WIthout knowing how you prompted them, this is of little value tbh. These models have been tuned to 0shot simple, stupid, "aligned" prompts. Of course they will all be equally bad, after you've seen it day in and day out.

That's why the 1m personas dataset is interesting. Use some of that dataset to prompt them, and see where that leads. Then use that same dataset for synthetic generation, fine-tune your own models (loras are cheap af now) and see where that leads.

Open-source and open-weights is more than download -> prompt for 0shot or count_the_rs -> whine on reddit.

[–][deleted] 0 points1 point  (0 children)

Makes sense when under the hood they all follow the same architecture and as the model becomes more mature they all get trained on similar datasets

[–]Fresh-Tutor-6982 0 points1 point  (0 children)

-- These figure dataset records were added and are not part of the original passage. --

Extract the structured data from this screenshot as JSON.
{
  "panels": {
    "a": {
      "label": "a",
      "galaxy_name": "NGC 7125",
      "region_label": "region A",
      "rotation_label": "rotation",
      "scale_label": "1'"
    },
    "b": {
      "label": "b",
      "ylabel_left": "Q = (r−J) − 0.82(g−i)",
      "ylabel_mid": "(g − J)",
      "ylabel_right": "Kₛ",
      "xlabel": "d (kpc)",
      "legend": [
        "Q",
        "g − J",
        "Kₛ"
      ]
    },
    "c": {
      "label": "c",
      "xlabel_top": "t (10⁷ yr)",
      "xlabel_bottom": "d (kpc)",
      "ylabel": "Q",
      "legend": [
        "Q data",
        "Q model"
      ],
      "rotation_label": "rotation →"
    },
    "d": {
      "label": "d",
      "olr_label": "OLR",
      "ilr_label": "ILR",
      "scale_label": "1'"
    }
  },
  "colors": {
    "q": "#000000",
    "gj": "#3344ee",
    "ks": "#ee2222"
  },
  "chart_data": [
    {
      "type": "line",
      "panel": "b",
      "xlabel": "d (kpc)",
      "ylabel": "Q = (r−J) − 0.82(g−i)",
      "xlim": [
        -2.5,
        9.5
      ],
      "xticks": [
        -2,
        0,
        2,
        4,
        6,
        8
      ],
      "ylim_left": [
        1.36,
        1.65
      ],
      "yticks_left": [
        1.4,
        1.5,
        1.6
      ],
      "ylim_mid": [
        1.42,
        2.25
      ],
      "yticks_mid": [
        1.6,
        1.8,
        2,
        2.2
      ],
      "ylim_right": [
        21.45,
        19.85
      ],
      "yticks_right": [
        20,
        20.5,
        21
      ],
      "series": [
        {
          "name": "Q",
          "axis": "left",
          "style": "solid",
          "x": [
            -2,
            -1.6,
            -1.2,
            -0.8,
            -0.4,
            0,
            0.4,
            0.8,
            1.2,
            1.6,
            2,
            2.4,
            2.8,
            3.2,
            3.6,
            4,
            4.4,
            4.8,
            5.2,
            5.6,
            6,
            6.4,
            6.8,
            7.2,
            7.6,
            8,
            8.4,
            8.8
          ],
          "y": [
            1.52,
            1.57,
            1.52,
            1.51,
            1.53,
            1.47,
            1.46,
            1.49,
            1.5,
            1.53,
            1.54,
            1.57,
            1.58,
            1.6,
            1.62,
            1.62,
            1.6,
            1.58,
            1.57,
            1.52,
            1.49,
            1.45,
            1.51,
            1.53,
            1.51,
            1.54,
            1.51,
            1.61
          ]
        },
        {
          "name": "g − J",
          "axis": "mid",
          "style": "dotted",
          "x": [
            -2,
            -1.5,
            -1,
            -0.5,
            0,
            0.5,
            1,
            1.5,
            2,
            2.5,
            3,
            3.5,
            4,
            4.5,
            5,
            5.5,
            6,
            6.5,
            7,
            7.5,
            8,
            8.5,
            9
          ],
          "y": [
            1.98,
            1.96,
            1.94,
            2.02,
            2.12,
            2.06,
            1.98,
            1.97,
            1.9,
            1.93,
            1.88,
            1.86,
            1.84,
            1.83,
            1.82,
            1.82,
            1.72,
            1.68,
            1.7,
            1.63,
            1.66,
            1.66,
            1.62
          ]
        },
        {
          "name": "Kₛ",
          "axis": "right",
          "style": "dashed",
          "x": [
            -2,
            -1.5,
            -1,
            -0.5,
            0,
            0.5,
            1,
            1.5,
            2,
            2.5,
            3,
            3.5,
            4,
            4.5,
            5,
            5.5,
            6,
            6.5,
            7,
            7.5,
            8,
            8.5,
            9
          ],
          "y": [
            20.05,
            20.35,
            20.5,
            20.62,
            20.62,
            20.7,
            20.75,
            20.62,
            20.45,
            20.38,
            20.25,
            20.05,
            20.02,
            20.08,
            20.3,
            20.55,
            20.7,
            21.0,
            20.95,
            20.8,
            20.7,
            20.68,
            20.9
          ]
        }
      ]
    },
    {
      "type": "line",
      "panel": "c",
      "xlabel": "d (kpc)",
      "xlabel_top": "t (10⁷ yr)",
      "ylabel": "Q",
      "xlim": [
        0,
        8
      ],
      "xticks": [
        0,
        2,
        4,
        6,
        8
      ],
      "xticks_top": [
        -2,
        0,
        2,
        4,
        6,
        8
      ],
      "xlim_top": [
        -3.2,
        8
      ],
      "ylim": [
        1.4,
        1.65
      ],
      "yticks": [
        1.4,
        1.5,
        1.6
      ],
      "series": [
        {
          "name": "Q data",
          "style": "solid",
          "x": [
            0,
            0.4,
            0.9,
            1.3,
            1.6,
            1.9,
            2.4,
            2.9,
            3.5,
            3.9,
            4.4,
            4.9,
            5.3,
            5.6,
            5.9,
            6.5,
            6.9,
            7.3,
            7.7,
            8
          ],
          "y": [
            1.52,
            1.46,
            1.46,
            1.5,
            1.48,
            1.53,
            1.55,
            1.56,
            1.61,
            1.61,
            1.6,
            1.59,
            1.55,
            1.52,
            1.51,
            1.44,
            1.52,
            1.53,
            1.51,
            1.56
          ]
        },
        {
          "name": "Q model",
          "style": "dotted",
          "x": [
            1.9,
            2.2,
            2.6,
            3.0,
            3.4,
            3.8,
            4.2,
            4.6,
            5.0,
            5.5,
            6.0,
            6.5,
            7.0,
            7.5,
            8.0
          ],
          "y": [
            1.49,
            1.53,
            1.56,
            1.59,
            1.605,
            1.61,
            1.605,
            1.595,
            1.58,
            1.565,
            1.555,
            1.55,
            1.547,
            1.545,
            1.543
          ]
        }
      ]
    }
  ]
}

of course they won't point to ASI. You are using 2023 paradigm, tech and scaling, which is basically GPT-4 paradigm.

[–]Defiant-Mood6717 -1 points0 points  (0 children)

This means absolutely nothing regarding ASI. You are testing domain knowledge, you think that's related to reasoning, planning, adaptation?

All this means is that in the world, those 6 items are the most likely to appear as possibilities. LLMs are exposed to data on the internet. It has nothing to do with them using the same data, it simply has to do that the data describes the same world.

[–]NikoKun -1 points0 points  (0 children)

I've seen this topic brought up before. They're simply converging on the same model of reality and reasoning, because their data comes from our reality. I don't think their convergence says anything about whether they're heading for ASI or not. I think that trend will simply be the result of training on synthetic data created through AI Agents using reasoning to build more high quality data as they improve.

[–]mindplaydk -1 points0 points  (0 children)

May I ask, when you say it "generated a data set", does this mean you were prompting it to extract some sort of world knowledge?

You weren't feeding it your own data and asking it to extract something from that? 

If you're extracting world knowledge, every base model was trained on largely the same data foundation, so they're going to have largely the same world knowledge. (with minor variations due to model size and other constraints.)

World knowledge is not where I see noteworthy differences between models - the interesting differences are in their behaviour, which depends on their fine tuning, which tends to be proprietary.